Mais le choc le plus violent a lieu lors du CHSCT du 30 juin 2009, où Stéphanie Gibaud évoque à nouveau l’ordre de destruction, et la collaboration franco-suisse dans l’organisation de l’évasion fiscale des clients. Selon le compte-rendu qu’elle a rédigé, ces points sont évacués par la direction. Problème, les responsables d’UBS France refusent de signer le PV de la réunion, assurant que leurs réponses ont été déformées et que certains points de la discussion n’ont en fait jamais eu lieu. La secrétaire du CHSCT envoie tout de même ce compte-rendu à tous les salariés, en novembre. « J’ai pris conseil auprès de l’inspectrice du travail qui me suivait, et qui m’a rappelé que c’est moi qui tenais la plume », explique Stéphanie Gibaud.

Cet envoi non approuvé par la direction lui vaudra d’être poursuivie devant le tribunal de police pour « diffamation non publique ». La banque est déboutée en septembre 2010. Au même moment, la salariée porte plainte auprès du procureur de Paris, notamment pour des faits de harcèlement moral, de destruction de preuves, de complicité de démarchage illicite et de blanchiment d’argent en bande organisée.

La situation est inextricable.

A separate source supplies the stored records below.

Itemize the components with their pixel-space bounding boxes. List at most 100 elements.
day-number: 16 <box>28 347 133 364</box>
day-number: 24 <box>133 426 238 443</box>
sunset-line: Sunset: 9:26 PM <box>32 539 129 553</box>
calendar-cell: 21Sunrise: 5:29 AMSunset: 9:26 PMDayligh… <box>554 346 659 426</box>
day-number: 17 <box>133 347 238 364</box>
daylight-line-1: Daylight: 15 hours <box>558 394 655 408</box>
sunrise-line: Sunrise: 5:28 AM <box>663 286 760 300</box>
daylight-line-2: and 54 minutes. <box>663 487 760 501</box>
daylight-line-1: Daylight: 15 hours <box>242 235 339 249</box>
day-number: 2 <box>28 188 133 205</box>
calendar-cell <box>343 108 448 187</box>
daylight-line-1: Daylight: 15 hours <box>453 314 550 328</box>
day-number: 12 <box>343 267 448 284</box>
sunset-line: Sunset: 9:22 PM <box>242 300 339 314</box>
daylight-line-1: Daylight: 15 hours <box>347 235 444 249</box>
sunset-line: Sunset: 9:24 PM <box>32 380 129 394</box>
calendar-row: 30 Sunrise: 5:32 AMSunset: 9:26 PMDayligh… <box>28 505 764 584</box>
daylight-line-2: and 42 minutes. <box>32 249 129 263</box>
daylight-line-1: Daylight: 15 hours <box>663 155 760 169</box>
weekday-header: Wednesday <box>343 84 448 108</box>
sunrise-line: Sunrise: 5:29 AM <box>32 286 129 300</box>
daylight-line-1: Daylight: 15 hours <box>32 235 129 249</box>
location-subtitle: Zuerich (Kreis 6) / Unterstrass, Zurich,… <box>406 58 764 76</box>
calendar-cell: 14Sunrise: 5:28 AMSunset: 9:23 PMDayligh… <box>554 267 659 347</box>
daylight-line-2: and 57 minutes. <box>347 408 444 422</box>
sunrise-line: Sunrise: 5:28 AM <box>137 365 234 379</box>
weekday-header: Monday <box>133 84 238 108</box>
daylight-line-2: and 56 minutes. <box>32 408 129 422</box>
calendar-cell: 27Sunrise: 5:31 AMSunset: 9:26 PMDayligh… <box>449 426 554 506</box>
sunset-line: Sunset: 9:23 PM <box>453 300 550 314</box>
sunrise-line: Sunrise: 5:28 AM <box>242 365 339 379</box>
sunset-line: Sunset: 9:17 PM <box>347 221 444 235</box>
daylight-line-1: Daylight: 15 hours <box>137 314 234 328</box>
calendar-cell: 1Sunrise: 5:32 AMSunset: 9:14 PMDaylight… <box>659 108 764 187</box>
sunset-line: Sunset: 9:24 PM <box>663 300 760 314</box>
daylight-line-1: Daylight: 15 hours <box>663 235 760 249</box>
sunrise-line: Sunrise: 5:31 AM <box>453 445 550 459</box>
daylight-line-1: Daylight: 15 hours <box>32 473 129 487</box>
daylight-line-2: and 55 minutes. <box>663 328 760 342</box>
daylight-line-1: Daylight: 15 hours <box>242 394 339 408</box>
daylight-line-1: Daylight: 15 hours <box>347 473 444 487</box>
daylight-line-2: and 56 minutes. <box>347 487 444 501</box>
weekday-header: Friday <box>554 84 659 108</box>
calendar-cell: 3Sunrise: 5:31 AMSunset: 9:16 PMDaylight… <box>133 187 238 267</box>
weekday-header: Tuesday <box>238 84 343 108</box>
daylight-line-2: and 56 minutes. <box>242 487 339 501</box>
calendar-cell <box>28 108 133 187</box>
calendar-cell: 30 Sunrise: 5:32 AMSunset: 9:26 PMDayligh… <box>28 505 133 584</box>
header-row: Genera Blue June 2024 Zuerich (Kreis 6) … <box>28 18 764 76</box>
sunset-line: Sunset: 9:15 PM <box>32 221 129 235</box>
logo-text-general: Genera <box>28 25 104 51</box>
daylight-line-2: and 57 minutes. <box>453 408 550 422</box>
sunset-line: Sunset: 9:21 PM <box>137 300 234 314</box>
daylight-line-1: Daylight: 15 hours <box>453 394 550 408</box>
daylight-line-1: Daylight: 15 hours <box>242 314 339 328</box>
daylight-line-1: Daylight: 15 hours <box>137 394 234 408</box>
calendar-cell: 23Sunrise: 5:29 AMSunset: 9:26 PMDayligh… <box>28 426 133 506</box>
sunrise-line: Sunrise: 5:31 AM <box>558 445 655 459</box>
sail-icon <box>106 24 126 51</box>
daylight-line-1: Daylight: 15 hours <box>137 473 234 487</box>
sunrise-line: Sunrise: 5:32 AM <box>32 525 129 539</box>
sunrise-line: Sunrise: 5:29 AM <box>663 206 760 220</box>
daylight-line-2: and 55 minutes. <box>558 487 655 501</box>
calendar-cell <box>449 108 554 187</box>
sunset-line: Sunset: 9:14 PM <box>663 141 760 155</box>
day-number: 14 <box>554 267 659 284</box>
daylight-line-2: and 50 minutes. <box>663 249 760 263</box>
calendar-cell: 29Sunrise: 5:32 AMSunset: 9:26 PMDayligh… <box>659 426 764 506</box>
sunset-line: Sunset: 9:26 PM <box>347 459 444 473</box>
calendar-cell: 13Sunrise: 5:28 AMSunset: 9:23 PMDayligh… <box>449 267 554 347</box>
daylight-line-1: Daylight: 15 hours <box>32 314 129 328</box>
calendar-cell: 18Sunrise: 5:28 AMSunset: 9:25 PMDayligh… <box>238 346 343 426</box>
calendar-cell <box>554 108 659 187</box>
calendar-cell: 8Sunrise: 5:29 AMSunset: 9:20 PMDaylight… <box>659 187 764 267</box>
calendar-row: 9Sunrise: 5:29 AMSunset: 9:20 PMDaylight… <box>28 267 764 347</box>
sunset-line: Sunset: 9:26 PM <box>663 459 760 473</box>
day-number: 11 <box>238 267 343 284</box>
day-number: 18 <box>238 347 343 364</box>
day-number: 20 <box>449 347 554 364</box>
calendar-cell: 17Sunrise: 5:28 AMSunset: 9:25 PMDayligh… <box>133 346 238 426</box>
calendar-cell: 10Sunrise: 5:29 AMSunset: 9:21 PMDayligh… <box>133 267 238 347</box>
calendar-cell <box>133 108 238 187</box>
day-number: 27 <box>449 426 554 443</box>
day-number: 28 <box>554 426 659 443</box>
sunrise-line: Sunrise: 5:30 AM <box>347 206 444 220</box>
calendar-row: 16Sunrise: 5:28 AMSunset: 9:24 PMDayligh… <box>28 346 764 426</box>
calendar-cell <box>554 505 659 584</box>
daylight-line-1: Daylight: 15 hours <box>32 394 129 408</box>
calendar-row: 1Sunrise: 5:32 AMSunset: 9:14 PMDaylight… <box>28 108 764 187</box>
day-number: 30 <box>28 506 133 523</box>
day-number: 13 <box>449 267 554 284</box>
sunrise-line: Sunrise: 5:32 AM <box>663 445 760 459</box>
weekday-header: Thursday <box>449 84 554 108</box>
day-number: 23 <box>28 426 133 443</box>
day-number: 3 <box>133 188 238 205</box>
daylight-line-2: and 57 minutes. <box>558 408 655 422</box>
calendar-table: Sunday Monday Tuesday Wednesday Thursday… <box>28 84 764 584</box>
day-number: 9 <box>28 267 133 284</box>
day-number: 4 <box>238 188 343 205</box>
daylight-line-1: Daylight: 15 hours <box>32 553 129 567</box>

Fin 2009, la banque avait demandé l’autorisation à l’inspection du travail de licencier sa salariée pour motif économique. Refusé. Sollicité par UBS, le ministère du travail confirme ce refus. Mais le tribunal administratif finit par l’autoriser. Stéphanie Gibaud accepte de partir, parce qu’elle ne supporte plus ses conditions de travail, selon son récit. Elle le signifie à l’inspection du travail, qui ne s’oppose donc plus à son départ. Pour l’avocat de la banque, cet enchaînement est la preuve que le harcèlement n’est pas constitué (bien que la décision du tribunal ne porte légalement que sur la validité du licenciement économique).

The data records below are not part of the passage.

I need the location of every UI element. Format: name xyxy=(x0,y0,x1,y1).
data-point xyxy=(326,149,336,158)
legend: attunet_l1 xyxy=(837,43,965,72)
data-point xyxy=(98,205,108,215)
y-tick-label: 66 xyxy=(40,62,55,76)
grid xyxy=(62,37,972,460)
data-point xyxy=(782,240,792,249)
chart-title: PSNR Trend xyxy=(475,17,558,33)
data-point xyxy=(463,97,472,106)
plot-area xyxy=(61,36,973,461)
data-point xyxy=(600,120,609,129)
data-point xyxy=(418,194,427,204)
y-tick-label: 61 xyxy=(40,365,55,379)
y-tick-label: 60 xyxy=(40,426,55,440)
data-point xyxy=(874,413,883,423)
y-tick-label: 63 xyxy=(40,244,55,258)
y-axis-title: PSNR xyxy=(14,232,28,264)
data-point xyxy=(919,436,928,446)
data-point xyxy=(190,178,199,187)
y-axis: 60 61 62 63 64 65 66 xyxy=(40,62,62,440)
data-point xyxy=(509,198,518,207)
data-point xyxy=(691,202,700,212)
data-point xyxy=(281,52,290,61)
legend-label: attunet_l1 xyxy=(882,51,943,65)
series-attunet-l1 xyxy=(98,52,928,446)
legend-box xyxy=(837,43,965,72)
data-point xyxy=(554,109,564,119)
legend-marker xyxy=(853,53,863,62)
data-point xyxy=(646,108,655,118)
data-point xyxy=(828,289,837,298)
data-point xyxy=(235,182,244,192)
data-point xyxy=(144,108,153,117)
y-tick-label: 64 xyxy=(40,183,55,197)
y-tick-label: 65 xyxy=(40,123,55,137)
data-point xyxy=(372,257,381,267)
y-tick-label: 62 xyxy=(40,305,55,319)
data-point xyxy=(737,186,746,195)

Me Segeron insiste aussi sur le fait que Stéphanie Gibaud n’a pas contesté le jugement du tribunal. Et souligne qu’un mois après le premier refus de son licenciement par l’inspection du travail, elle avait tout de même demandé une rupture conventionnelle à la banque, moyennant le paiement d’indemnités. Refusé cette fois par la banque. « L’inspectrice du travail m’avait dit qu’elle refusait mon licenciement vu les conditions qui m’étaient imposées, justifie Stéphanie Gibaud auprès de Mediapart. Mais bien sûr, elle ne voulait pas m’empêcher de quitter une situation intenable. »

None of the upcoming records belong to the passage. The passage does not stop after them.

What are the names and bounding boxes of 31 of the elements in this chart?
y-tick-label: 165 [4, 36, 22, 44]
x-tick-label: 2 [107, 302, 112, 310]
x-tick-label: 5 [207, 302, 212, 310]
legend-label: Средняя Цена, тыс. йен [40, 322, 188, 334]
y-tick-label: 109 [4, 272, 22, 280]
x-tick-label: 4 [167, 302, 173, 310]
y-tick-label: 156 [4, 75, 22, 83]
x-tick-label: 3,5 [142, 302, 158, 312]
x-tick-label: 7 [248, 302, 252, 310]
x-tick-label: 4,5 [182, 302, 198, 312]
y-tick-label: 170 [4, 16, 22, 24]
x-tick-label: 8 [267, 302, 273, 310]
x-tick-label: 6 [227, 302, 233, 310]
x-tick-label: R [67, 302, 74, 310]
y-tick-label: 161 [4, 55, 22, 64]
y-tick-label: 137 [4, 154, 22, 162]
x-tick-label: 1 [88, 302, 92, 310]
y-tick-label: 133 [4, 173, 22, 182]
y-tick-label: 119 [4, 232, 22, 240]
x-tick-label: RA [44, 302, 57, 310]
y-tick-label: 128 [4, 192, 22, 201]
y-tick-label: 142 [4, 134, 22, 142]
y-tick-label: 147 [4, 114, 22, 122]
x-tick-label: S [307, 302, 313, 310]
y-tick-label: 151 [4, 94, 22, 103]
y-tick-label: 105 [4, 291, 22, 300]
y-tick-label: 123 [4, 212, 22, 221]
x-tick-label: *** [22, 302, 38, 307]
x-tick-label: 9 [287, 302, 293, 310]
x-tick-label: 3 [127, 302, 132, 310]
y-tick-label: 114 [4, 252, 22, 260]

Dans une ambiance très tendue, l’avocat sous-entend lui qu’elle s’est en fait livrée à un chantage, et déclare ne « pas trop adhérer au concept des lanceurs d’alerte » : « Par derrière, il y a un intérêt personnel, faire pression sur l’entreprise pour partir aux conditions que l’on souhaite », attaque-t-il. Quelques instants auparavant, Me Dufeu avait comparé UBS à « ceux qui nient l’existence d’un génocide ». Ce qui lui vaudra une brève altercation avec le directeur juridique de la banque à l’issue de l’audience. La violence des échanges sera peut-être retombée d’ici quelques mois, quand le dossier sera à nouveau examiné. Ce n’est pas certain : dans un communiqué, la banque dénonce les « affirmations outrancières de la partie adverse » et prévient qu’elle « entend faire à nouveau valoir avec vigueur son point de vue devant la formation de départage ».